With such a slow offseason, it might be easy to forget we’re actually less than a month away from pitchers and catchers reporting to Maryvale.
The Brewers are getting ready for the start of spring training by announcing a round of non-roster invitees to big league camp today, and the list includes some of the organization’s best prospects, giving fans who make the trip down to Arizona this spring a glimpse at the future.

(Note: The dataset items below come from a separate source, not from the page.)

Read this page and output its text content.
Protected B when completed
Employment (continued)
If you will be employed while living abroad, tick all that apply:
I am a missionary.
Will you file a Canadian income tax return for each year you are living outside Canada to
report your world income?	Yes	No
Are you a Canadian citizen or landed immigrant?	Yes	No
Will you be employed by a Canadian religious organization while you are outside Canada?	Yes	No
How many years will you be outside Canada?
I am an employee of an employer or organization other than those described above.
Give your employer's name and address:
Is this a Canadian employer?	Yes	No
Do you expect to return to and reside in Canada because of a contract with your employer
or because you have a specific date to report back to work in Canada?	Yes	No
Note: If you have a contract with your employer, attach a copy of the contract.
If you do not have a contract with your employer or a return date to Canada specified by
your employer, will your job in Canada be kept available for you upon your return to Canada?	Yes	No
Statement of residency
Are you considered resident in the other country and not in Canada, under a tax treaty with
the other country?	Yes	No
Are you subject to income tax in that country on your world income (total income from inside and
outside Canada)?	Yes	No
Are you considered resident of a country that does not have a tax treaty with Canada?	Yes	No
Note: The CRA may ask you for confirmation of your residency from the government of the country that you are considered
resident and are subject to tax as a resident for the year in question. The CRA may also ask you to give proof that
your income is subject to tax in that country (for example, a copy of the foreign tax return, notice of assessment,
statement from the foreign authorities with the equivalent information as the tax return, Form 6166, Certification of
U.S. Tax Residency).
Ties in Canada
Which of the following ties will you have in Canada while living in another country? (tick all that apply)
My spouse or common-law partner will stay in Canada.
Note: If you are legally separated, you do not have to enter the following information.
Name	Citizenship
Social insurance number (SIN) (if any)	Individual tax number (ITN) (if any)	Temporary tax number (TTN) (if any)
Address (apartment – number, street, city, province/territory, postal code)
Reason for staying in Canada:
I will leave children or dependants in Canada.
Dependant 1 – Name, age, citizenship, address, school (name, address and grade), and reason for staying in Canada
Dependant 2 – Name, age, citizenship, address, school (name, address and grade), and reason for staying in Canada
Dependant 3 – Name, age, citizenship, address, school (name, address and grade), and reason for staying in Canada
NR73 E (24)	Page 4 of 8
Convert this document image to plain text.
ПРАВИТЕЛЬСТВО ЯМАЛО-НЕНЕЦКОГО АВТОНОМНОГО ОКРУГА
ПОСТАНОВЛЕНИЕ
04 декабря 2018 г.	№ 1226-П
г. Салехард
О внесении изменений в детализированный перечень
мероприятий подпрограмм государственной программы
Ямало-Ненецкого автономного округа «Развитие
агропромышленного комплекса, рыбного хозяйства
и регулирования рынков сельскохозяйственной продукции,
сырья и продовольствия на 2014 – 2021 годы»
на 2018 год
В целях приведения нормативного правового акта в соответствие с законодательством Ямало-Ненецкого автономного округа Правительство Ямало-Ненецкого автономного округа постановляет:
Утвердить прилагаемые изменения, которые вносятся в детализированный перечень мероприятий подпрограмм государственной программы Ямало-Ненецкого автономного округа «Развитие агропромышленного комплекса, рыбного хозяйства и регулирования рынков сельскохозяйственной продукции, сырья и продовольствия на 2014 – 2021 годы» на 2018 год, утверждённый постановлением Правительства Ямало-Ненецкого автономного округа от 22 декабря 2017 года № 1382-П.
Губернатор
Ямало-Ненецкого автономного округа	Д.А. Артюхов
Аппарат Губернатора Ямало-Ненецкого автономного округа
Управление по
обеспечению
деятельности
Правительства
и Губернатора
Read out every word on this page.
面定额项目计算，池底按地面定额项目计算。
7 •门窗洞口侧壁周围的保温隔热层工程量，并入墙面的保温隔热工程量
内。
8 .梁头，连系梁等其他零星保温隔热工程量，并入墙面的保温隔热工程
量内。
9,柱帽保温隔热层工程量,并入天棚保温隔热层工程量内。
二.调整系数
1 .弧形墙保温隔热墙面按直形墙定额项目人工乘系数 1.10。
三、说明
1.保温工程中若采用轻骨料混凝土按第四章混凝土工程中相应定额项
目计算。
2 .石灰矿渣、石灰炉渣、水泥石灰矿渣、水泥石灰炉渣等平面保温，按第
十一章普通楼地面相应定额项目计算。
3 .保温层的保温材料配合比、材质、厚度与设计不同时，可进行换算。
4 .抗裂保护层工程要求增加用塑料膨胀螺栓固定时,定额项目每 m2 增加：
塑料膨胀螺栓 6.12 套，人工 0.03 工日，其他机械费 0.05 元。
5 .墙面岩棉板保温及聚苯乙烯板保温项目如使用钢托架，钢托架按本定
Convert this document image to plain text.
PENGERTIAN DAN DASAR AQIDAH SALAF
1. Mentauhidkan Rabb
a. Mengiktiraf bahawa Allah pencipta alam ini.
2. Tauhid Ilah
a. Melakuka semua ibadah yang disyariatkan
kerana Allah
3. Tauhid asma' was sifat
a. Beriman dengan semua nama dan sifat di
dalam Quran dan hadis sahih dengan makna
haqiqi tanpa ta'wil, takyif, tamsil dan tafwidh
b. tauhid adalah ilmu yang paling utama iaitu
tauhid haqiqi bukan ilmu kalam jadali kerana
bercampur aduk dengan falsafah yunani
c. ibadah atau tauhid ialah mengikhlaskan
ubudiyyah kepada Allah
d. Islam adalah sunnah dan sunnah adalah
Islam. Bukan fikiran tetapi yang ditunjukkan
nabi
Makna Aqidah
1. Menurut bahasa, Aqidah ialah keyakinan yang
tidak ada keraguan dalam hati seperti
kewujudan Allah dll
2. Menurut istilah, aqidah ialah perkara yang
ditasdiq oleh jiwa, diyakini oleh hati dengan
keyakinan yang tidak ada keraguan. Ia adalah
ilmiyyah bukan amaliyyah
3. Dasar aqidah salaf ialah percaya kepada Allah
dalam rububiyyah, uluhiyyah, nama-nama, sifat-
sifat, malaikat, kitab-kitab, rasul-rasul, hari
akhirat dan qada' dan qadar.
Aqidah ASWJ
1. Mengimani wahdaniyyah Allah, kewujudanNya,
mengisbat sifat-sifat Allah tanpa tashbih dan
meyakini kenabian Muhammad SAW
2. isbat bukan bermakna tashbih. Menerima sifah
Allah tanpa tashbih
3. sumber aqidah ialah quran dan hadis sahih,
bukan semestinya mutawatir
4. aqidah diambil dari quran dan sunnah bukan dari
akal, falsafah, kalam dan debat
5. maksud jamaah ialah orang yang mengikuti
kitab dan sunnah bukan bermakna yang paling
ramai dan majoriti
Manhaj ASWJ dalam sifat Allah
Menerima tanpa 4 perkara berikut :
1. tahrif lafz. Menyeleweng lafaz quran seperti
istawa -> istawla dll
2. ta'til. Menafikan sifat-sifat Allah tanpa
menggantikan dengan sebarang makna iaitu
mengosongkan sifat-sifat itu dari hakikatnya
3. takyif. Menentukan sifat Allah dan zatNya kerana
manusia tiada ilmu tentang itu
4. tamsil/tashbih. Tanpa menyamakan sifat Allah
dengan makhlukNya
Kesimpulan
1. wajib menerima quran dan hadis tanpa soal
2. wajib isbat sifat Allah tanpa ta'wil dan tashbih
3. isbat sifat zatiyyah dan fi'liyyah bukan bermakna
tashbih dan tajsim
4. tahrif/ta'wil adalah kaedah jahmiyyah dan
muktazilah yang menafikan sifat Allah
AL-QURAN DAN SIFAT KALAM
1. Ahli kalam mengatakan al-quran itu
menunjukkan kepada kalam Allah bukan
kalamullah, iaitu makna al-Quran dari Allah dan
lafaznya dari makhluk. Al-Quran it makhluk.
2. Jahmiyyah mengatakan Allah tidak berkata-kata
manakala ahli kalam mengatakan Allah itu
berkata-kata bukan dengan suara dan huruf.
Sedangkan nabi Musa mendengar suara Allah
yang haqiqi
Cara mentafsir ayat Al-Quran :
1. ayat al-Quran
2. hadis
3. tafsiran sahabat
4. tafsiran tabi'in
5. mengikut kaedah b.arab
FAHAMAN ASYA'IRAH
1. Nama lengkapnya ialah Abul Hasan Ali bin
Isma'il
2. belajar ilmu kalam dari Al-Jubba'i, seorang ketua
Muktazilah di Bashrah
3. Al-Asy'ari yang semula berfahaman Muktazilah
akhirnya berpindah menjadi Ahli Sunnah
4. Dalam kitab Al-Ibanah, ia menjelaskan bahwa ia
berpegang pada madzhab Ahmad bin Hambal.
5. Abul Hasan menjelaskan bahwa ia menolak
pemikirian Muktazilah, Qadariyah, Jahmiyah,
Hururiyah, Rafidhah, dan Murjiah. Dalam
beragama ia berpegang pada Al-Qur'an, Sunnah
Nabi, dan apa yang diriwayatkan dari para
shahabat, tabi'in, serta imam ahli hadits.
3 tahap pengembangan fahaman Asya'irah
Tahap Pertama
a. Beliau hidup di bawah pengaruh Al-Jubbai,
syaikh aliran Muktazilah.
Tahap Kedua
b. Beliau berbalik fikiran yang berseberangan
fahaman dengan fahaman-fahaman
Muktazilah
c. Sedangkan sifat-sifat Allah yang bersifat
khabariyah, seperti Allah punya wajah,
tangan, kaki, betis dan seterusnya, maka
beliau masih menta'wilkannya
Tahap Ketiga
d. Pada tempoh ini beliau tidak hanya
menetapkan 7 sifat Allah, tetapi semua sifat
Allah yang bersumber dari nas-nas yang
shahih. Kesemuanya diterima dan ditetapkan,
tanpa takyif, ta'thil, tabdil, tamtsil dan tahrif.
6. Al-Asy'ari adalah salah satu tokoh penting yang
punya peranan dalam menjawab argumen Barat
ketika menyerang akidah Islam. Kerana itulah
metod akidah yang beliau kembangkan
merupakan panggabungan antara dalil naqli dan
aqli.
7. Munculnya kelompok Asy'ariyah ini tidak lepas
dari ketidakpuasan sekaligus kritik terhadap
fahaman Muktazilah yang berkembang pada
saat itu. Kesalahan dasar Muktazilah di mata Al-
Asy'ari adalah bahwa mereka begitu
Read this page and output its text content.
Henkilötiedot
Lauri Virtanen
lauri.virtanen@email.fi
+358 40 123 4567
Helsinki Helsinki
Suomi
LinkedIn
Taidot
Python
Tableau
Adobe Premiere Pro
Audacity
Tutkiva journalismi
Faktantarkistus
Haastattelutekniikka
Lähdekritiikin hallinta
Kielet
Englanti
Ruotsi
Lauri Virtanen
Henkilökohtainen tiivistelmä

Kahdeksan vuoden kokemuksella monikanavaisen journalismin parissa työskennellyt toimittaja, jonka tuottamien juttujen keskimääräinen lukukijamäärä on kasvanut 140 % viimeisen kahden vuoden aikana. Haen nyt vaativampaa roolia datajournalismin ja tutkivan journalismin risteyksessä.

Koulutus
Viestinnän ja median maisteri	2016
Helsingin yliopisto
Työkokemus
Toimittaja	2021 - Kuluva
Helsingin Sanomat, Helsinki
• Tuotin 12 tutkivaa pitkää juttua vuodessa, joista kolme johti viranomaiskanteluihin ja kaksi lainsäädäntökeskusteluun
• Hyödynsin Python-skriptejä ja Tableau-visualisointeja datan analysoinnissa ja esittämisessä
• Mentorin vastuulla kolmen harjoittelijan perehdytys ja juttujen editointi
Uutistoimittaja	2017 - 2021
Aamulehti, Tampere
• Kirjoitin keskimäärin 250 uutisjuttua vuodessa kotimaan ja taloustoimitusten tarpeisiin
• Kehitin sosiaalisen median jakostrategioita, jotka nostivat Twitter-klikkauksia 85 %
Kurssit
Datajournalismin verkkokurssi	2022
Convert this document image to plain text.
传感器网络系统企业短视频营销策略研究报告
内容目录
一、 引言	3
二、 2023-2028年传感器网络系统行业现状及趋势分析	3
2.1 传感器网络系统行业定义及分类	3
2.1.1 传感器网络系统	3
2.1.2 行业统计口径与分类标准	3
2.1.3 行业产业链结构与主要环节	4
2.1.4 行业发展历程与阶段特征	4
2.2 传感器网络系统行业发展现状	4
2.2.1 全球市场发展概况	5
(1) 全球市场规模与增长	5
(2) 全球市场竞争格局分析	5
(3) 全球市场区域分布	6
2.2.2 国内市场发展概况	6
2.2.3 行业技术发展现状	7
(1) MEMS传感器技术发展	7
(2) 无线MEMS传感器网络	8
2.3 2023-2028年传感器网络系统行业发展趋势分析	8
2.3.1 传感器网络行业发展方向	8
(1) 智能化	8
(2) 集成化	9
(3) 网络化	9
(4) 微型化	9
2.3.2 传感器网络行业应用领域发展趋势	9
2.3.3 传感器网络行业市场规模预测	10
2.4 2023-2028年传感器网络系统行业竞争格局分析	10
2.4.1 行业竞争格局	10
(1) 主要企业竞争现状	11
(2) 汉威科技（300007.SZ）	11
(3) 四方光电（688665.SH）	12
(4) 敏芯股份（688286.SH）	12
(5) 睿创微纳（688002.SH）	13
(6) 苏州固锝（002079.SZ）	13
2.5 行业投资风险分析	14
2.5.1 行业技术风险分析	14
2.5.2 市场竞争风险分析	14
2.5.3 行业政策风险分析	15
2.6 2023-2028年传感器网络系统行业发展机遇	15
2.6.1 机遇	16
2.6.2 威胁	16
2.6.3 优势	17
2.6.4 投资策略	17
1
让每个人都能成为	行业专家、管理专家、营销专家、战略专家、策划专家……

Hiura was last year’s first round pick, with some prospect gurus considering him the best pure hitter in the class. His performance after signing did little to prove those folks wrong. After tearing the cover off the ball for two weeks in the Arizona Rookie League (.435/.500/.839 in 15 games), he continued the hot start to his career with a solid month in Appleton, hitting .333/.374/.476 as a 20-year-old. He’ll likely start the 2018 season in Wisconsin, but could be a quick climber in the system if his elbow problems are behind him and he can prove himself defensively at second base.
Orf, meanwhile, has proven himself pretty well over the past couple years. Keeping the standard caveats about offensive numbers at Triple-A Colorado Springs in mind, the diminutive Orf hit .320/.397/.507 for the Sky Sox last year as a 27-year-old. Despite that performance, he was never added to the 40-man roster for a September call-up. While the Brewers seem to be content (at least for the time being) with their middle infield options of Jonathan Villar, Eric Sogard and Hernan Perez, Orf is likely hoping to make an impression this spring, and a solid showing could help him make a big league debut at some point this year.
Wren, like Orf, has performed well at Colorado Springs but has yet to see that production rewarded with a big league call-up. The son of former Atlanta GM Frank, Wren hit .286/.364/.401 in 128 games last year. The power numbers aren’t great, especially considering the offensive environment, but he’s always shown patience at the plate and could be a useful backup outfielder for someone someday. With the Brewers’ logjam of outfield talent, it doesn’t look likely it will come with Milwaukee, but he’ll have the chance to impress scouts from other teams this spring if he gets at-bats with the big league team.
Burnes enters the 2018 season as the organization’s reigning Minor League Pitcher of the Year, and like previous winner Brandon Woodruff, he’s hoping to parlay that into a major league call-up sometime soon. After starting 2017 with 10 excellent starts in High-A Carolina, Burnes kept it going at Double-A Biloxi with a 2.10 ERA in 16 starts, striking out 84 in 85.2 innings and only allowing 3 home runs between those 26 starts. It’ll be interesting to see if the Brewers risk exposing him to Colorado Springs this year, or if he’ll go back to Biloxi until getting a call-up sometime this year. With Jimmy Nelson out to start the year, there’s also a possible opening in the back end of the big league rotation. If the Brewers aren’t concerned about making Burnes a Super Two player, it’s possible he could even find himself in Milwaukee closer to the start of the season.
While Ortiz didn’t have the success Burnes did last season, the Brewers will likely have a similar Biloxi-or-Colorado Springs debate with the big righty. Still only 22 years old this year, Ortiz could go back for another full year in Double-A, especially since his performance wasn’t exactly what you’d like to see from someone considered a top pitching prospect. Numbers aren’t everything in minor league development, though, and if the Brewers want to continue challenging him, a promotion to Triple-A could be in order.
While Perrin doesn’t get the attention Burnes and Ortiz do, he still put together a productive 2017 season -- the point where he might have an outside chance to be a factor in the Brewers’ bullpen sometime in 2018. He put up a 2.91 ERA in 23 appearances for Biloxi last year, striking out 91 in 105.1 innings. The 6’5” former 27th round pick split his time between the bullpen and rotation for the Shuckers last year, making 12 starts and 13 relief appearance and ending the year with an appearance in the Arizona Fall League.
While some of these names could make a push for a 25-man roster spot at some point in 2018, the Brewers’ Opening Day roster seems pretty close to set already, barring an injury during Spring Training or a late free agent addition or trade. Still, it’s always fun to see the top prospects mingling with the big leaguers and getting their first taste of big league life.
Pitchers and catchers report to camp on Valentine’s Day, with the rest of players reporting on February 19th. The first full-squad workout is scheduled for February 20th.